Business Confidence is a leading indicator of economic activity, reflecting firms’ expectations on sales, investment, and employment. The November 2025 reading of -11.6 is significantly below the 12-month average of -4.3, highlighting a marked shift in sentiment compared to the same month last year, when the index stood at -2.1.
Comparative context
- November 2025: -11.6
- October 2025: -7.9
- September 2025: -5.4
- 12-month average (Dec 2024–Nov 2025): -4.3
- November 2024 (YoY): -2.1
Macroeconomic backdrop
Poland’s GDP growth slowed to an annualized 2.1% in Q3 2025, down from 3.0% in Q2. Inflation remains sticky, driven by energy and food prices, while wage growth has moderated.
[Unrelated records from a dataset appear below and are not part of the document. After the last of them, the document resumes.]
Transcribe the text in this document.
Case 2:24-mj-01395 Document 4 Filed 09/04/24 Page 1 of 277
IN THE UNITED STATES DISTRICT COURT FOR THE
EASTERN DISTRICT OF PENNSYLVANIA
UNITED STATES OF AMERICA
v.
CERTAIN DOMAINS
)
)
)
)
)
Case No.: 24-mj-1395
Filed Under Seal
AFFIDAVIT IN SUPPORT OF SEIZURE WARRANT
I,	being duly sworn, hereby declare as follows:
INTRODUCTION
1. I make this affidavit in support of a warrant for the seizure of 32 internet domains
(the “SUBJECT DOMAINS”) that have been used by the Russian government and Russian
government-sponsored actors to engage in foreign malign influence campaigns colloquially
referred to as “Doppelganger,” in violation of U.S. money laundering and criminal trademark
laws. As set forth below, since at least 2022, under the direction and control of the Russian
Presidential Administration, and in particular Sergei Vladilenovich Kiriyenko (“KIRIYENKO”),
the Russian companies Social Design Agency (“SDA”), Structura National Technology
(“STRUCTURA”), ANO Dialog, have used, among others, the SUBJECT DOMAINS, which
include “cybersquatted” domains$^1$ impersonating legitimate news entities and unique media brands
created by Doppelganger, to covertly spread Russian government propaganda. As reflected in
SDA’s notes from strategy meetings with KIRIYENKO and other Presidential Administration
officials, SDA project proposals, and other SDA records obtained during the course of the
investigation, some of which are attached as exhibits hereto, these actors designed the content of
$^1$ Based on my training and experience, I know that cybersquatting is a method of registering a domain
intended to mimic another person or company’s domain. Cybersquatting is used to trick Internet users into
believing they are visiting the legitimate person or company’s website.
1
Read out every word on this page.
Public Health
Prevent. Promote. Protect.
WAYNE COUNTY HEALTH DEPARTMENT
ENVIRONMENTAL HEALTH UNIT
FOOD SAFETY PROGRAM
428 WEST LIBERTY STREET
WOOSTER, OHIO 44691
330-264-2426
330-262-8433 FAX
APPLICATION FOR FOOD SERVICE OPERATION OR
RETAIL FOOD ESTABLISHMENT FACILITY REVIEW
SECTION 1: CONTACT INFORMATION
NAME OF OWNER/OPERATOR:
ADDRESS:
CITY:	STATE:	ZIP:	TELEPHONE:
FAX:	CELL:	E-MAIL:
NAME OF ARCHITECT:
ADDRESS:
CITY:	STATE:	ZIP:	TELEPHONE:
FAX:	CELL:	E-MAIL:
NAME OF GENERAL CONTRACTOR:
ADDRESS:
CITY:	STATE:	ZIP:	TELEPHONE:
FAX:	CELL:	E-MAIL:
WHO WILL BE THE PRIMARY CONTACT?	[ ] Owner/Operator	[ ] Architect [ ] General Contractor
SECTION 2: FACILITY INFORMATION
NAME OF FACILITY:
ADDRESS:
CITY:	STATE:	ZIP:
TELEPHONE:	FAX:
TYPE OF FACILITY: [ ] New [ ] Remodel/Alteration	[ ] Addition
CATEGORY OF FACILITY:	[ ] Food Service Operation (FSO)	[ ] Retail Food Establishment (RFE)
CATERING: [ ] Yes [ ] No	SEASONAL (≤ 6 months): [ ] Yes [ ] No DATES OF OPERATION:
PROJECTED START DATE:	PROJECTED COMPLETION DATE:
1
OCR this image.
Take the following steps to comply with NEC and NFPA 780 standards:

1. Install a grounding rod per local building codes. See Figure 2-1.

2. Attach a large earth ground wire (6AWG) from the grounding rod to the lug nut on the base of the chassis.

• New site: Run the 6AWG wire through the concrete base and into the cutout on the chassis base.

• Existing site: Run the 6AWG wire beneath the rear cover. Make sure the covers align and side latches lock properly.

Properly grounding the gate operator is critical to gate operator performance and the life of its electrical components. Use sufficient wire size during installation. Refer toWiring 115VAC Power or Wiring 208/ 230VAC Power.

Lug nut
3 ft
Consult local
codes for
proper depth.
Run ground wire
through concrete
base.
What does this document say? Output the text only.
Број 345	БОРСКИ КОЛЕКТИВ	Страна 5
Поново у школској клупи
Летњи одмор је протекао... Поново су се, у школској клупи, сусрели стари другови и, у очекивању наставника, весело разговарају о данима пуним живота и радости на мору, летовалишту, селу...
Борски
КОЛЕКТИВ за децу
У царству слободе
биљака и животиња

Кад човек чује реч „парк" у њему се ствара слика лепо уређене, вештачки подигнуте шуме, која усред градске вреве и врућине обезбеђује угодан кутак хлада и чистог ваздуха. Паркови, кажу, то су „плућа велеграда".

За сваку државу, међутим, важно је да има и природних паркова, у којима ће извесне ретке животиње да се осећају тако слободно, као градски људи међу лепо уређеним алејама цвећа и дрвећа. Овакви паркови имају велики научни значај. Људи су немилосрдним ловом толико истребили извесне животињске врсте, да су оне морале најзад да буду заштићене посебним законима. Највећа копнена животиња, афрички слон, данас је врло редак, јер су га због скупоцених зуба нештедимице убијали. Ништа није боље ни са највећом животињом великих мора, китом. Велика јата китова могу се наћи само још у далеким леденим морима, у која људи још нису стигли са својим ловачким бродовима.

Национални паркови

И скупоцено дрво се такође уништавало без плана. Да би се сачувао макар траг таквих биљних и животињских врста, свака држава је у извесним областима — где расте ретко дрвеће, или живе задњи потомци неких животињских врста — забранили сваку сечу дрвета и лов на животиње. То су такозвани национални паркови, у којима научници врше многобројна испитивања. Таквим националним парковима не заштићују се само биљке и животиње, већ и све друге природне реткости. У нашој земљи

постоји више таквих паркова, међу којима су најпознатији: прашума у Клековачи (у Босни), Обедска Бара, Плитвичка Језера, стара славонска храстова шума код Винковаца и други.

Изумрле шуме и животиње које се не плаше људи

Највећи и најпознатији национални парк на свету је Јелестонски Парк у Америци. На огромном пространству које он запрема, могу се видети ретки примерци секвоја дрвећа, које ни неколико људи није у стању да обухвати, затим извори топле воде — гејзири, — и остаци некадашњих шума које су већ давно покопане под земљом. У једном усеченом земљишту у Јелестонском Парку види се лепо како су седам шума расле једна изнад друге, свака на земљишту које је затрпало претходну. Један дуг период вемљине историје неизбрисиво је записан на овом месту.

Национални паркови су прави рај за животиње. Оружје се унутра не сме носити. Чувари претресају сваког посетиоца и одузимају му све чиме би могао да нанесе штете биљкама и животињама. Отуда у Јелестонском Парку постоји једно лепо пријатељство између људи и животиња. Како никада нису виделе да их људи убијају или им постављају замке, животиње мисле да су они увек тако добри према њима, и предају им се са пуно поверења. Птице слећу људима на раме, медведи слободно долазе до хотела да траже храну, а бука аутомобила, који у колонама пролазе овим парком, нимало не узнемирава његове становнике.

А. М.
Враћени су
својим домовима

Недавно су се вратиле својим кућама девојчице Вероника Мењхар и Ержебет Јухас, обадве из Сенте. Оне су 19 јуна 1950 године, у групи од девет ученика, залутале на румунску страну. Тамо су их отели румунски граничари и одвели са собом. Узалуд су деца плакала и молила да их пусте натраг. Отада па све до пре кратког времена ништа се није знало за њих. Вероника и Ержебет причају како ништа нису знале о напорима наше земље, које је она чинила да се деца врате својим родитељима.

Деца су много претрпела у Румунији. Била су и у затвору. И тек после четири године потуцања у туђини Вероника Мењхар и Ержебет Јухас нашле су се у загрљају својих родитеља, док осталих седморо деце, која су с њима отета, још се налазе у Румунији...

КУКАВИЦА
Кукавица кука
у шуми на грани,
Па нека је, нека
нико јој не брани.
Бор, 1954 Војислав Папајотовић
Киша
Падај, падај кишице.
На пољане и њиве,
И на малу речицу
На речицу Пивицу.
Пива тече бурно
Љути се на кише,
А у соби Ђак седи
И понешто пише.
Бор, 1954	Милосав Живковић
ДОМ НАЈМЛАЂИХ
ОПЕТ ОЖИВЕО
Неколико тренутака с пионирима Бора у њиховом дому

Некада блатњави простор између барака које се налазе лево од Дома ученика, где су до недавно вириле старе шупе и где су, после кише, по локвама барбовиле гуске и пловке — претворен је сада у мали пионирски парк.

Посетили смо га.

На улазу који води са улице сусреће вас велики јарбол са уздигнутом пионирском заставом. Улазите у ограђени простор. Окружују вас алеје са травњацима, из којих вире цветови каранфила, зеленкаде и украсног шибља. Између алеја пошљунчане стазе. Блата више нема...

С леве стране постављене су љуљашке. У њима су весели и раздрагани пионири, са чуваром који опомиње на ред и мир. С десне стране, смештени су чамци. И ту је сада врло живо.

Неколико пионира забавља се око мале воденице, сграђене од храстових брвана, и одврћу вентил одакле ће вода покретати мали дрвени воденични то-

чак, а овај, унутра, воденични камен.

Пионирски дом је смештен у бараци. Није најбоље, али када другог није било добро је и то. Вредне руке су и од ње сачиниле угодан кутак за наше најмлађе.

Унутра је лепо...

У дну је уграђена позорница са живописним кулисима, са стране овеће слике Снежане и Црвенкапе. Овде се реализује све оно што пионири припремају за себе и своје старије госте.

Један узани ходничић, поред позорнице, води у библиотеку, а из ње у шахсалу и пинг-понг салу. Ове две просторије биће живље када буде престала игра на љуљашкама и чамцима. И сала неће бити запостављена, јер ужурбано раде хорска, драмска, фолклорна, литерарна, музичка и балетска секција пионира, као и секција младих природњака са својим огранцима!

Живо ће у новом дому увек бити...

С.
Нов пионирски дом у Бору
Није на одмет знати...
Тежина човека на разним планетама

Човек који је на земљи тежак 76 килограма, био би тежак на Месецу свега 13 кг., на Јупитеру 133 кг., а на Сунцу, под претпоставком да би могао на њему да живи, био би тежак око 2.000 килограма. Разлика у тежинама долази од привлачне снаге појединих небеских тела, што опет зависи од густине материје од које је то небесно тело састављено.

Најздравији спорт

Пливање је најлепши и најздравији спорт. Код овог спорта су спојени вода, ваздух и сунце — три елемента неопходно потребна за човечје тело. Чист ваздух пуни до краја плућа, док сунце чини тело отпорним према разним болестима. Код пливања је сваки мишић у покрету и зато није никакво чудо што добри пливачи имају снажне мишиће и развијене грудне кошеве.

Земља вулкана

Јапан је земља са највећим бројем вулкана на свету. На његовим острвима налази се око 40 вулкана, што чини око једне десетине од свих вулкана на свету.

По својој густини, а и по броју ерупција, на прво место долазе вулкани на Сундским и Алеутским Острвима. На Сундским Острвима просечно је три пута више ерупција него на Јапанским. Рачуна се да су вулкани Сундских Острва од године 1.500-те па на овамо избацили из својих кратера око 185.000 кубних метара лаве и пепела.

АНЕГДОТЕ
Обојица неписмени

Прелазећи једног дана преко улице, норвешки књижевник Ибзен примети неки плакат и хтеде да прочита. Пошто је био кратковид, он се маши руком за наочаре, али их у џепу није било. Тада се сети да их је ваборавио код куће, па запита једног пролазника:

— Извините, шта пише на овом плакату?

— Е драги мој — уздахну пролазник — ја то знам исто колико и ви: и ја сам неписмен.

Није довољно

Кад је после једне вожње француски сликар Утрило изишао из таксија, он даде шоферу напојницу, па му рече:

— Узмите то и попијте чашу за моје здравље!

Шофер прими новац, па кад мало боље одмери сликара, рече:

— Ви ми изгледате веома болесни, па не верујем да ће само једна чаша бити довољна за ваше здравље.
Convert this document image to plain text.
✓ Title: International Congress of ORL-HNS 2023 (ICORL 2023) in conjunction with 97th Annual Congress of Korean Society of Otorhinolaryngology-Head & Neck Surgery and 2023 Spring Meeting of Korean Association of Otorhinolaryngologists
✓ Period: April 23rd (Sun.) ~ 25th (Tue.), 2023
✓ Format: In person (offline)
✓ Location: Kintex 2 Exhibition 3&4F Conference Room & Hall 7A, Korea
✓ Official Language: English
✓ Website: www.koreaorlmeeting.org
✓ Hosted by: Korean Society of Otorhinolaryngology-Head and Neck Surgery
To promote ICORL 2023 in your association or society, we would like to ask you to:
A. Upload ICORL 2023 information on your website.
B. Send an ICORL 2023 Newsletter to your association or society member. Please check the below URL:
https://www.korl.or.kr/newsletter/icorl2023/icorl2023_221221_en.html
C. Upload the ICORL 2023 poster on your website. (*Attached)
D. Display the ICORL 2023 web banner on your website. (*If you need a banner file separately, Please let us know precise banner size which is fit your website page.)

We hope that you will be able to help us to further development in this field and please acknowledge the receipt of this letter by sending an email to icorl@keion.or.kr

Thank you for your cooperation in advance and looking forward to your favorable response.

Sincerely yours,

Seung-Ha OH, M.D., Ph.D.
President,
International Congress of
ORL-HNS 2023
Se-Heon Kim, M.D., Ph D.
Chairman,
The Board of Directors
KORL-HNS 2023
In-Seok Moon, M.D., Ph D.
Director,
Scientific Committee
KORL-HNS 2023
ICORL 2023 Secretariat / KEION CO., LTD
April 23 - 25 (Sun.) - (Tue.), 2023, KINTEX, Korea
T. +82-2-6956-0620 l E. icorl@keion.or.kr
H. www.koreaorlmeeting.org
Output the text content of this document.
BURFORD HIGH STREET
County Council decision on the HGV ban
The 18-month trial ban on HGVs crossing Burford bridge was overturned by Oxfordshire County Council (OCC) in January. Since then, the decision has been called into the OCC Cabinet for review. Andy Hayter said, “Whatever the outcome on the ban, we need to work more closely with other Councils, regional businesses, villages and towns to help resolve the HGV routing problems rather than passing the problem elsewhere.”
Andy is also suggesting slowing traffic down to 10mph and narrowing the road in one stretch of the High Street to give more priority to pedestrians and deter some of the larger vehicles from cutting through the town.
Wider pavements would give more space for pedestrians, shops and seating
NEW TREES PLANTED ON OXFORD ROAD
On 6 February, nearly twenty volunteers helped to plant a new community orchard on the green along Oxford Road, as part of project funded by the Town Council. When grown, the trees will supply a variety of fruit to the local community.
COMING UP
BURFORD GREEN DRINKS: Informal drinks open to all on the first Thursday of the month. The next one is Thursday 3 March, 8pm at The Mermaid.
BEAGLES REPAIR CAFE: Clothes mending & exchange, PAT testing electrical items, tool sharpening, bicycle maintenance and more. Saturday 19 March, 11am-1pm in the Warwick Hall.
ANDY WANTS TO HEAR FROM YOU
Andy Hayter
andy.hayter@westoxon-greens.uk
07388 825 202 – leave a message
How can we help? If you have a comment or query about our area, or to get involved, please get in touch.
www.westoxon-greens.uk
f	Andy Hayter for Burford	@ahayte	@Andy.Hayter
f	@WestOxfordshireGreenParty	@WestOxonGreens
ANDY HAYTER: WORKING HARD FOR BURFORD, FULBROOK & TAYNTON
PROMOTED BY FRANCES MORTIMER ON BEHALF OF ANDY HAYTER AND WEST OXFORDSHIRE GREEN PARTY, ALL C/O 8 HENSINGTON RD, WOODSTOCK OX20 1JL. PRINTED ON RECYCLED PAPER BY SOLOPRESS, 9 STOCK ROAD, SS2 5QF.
The unemployment rate held steady at 5.2%, but labor market tightness is easing. Exports have been pressured by weaker demand from key trading partners, notably Germany and Russia.
Fiscal policy & government budget
The government’s fiscal stance remains moderately expansionary, with a 2025 budget deficit target of 3.8% of GDP. However, rising debt servicing costs and EU funding uncertainties pose risks to fiscal flexibility. Recent announcements include increased infrastructure spending, but these may be delayed due to administrative bottlenecks.
This chart reveals a clear shift from cautious optimism in mid-2025 to growing concern by November. The steep decline suggests firms are increasingly wary of economic headwinds, which may translate into slower investment and hiring in the coming quarters.
Market lens
Immediate reaction: The PLN depreciated 0.3% against the EUR within the first hour post-release, while 2-year government bond yields rose by 10 basis points, reflecting heightened risk aversion and expectations of continued monetary tightening.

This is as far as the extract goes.